Targeting long-term rates is an alternative to quantitative easing — mass bond buying — and forward guidance. It achieves directly what QE does indirectly: lower long-term market yields on benchmark securities so as to encourage investors to direct capital elsewhere, ideally to productive investment by businesses wishing to expand. It also directly affects the market cost of borrowing for longer periods, which forward guidance tries to achieve by signalling to markets that central banks will keep short-term rates low for some time into the future.

Why use a tool that gets the same results through other means?

The first answer is that it does so more effectively. Compared with QE, directly targeting 10-year borrowing costs takes the guesswork out of how many government bonds the central bank must buy to achieve what it deems appropriate financial conditions. Compared with forward guidance, direct targeting removes the risk to financial intermediaries that the central bank may not make good on its guidance, and change short rates sooner than it now predicts. This also means the central bank does not hurt its own credibility if it needs to tighten sooner than it thought.

A second answer is that precisely because yield curve control makes little difference to other tools today, now is the least disruptive time to introduce it. At some point policy will need changing, perhaps to tighten in a recovery, or perhaps to offset upward pressure on market rates from US budget stimulus.

In either case, yield curve control would let the ECB move or keep long rates where it sees fit, and avoid politically difficult and technically uncertain deliberation of how many bonds to buy. In fact, Japan’s experience shows that explicitly targeting the 10-year rate reduces the need to buy bonds at all. That should be attractive for the ECB. Its original decisions to engage in large-scale bond purchases were politically excruciating, and thus too slow.

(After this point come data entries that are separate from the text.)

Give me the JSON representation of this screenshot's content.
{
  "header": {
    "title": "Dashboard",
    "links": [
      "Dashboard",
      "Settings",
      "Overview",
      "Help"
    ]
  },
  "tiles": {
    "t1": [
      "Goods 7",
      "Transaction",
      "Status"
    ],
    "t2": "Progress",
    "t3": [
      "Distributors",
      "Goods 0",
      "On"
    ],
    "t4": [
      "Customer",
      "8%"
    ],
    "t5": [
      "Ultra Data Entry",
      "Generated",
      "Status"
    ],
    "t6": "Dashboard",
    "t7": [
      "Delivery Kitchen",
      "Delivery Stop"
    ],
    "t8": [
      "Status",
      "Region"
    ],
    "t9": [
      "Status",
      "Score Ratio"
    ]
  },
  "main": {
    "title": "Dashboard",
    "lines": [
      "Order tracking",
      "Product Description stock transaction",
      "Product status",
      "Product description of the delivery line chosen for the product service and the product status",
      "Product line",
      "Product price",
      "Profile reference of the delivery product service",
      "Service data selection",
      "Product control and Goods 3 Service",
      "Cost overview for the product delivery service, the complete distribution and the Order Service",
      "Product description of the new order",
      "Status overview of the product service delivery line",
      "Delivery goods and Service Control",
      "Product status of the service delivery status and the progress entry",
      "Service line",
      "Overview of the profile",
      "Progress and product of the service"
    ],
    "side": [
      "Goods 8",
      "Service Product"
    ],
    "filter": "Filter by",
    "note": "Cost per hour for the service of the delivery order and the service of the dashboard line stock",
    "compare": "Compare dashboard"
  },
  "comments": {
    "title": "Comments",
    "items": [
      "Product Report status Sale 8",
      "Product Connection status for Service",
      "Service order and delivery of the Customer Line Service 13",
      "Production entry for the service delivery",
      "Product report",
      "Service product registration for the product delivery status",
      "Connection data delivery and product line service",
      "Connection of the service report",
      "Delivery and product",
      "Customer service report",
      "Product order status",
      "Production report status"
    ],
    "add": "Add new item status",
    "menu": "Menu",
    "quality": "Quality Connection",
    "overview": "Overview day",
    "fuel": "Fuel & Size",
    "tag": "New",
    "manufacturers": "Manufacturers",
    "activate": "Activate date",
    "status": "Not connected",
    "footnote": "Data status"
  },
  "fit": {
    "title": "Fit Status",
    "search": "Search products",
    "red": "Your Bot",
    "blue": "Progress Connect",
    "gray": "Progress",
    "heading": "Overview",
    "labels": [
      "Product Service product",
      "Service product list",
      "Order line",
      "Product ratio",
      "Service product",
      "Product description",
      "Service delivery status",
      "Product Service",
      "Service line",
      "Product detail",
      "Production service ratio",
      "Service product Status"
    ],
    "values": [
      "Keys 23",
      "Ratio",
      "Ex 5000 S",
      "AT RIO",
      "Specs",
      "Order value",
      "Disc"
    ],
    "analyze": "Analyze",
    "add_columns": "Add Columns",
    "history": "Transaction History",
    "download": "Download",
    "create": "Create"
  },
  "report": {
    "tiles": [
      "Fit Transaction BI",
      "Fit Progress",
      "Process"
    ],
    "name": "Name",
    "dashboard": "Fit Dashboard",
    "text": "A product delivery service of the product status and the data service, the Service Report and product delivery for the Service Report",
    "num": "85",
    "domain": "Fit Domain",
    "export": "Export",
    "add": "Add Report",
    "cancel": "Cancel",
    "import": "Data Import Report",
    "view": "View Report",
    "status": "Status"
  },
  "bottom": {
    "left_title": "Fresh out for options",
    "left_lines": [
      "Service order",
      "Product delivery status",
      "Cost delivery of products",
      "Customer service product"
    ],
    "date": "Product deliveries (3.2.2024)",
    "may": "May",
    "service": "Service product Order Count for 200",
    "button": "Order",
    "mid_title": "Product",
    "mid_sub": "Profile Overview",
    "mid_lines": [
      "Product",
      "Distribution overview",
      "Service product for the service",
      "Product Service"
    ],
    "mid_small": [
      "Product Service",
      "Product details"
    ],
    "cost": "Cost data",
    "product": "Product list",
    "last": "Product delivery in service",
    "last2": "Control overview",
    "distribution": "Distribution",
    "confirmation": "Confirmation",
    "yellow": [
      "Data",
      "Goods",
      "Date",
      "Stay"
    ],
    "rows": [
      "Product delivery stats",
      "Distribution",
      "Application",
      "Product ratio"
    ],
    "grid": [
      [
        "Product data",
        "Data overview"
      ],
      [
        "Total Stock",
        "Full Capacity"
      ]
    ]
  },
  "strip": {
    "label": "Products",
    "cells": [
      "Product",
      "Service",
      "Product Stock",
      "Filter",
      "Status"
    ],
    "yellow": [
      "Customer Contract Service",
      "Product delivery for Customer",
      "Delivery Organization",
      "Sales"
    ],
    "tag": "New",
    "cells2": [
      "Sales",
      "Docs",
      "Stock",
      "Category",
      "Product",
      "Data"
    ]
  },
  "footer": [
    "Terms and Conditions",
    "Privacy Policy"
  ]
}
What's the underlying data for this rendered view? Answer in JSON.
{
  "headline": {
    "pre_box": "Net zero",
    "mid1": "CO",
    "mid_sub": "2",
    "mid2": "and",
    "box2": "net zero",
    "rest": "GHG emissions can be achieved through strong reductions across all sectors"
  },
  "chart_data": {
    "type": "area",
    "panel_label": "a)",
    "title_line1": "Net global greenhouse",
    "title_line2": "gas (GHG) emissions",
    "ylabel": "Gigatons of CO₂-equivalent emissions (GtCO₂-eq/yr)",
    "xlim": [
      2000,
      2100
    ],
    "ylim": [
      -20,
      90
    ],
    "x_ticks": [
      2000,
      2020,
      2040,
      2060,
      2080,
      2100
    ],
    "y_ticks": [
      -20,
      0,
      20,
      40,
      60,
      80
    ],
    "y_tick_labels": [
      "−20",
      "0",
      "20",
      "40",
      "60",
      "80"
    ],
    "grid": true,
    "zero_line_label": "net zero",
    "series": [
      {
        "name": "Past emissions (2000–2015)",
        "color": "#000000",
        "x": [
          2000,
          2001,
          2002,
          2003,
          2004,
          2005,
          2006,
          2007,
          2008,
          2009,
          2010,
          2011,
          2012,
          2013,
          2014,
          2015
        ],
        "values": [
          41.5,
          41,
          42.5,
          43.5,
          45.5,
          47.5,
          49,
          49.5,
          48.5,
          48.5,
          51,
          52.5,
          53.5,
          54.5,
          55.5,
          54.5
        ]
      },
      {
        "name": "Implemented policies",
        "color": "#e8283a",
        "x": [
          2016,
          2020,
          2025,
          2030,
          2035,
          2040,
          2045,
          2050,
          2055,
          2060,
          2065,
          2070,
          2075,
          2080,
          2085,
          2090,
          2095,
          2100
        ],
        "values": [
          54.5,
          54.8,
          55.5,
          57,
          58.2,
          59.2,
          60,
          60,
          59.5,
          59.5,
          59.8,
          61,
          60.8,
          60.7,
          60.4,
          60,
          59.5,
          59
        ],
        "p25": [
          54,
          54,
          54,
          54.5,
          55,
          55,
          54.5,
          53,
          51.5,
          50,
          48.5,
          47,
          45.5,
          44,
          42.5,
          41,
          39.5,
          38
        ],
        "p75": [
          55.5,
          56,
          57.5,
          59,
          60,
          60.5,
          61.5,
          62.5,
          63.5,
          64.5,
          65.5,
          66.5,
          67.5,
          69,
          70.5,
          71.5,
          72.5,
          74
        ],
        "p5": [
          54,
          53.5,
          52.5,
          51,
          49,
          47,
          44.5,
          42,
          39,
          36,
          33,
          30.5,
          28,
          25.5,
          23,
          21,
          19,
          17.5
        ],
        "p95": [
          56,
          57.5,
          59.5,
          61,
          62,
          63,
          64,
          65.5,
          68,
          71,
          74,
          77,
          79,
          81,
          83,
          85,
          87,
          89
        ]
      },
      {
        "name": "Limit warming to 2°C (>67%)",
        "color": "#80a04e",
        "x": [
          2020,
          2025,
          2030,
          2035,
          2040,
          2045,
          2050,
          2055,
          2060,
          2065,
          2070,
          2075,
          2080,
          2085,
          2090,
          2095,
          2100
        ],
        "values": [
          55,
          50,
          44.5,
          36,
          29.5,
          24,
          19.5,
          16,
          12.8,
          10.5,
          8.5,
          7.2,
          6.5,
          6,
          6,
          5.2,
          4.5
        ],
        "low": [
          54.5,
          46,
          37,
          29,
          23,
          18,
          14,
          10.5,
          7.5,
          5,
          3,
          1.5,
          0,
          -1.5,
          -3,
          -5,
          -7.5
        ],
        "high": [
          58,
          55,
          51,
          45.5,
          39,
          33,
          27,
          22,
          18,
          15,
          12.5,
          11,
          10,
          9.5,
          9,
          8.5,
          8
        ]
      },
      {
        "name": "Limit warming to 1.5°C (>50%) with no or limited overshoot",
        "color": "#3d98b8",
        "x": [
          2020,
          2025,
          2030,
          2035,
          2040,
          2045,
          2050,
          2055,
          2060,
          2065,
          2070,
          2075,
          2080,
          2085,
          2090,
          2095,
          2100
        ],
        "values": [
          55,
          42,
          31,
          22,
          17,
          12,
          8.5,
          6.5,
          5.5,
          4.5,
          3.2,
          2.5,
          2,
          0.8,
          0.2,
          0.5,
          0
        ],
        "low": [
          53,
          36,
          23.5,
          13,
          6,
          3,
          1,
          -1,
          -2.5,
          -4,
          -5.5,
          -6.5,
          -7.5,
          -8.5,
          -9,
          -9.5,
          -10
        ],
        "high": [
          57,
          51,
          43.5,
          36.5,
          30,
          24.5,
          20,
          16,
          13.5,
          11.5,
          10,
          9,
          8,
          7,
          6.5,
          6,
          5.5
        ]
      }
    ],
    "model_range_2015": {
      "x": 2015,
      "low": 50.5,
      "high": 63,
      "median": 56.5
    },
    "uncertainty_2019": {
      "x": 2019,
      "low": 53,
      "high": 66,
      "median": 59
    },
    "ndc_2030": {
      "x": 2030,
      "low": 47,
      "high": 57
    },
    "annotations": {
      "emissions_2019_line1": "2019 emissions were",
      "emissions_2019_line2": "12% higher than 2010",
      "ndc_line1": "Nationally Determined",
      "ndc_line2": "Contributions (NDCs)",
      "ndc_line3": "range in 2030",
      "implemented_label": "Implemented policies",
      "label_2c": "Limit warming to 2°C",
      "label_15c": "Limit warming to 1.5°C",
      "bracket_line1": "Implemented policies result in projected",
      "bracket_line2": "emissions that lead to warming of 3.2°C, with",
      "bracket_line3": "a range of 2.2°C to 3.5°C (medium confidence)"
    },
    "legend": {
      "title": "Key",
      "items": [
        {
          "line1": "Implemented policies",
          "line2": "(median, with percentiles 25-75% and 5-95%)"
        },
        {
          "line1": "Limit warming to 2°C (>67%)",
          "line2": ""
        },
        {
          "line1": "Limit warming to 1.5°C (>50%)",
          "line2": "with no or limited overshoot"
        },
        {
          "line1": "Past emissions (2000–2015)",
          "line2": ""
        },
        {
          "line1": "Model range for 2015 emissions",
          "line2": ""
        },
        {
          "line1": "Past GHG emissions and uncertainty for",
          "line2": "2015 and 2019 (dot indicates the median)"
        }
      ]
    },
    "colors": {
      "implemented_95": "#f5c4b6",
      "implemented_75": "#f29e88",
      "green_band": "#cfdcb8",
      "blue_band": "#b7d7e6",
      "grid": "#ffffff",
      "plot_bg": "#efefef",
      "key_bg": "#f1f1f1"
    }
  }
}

A third argument is that lowering — or lifting — rates is far simpler to communicate to the public than bond purchase programmes in the trillions.

What are the arguments against it? One is that yield curve control falls under the treaty prohibition on credit facilities to governments. But why should targeting long-term market rates be less acceptable than buying huge amounts of government bonds to achieve the same result?

Another objection is that there is no obvious long-term bond yield to target. There are 19 eurozone sovereigns, and the ECB currently buys a portfolio of all their debts. But this objection no longer applies. The EU is ramping up the issuance of common European bonds in order to fund its recovery policies. The yield of the 10-year common European bond would be a perfect benchmark for the ECB to target.

This would not address another motive for the ECB’s bond-buying, which is to keep securities markets functioning smoothly, in particular for high-debt eurozone governments. But every economist is familiar with what is known as the Tinbergen rule: for each policy goal you need a dedicated instrument. Market functioning and optimal long-term market rates are different goals. Using yield curve control to achieve the latter leaves bond purchase programmes free to focus on the former.

But yield curve control could have a side benefit, too — one even more important than its main function as a monetary policy tool. Making the common European bond yield an operational target for monetary policy would encourage markets to adopt it as a benchmark for pricing other securities. In time, this would help nudge European banks away from their bias towards holding their own national government’s bonds, a source of instability the ECB and other EU policymakers want to reduce.

Adopting yield curve control today would not just improve monetary policymaking. It would also give significant support to the EU’s policy objective of a banking union. Beyond its price stability mandate, this is a form of support the ECB is treaty-bound to give.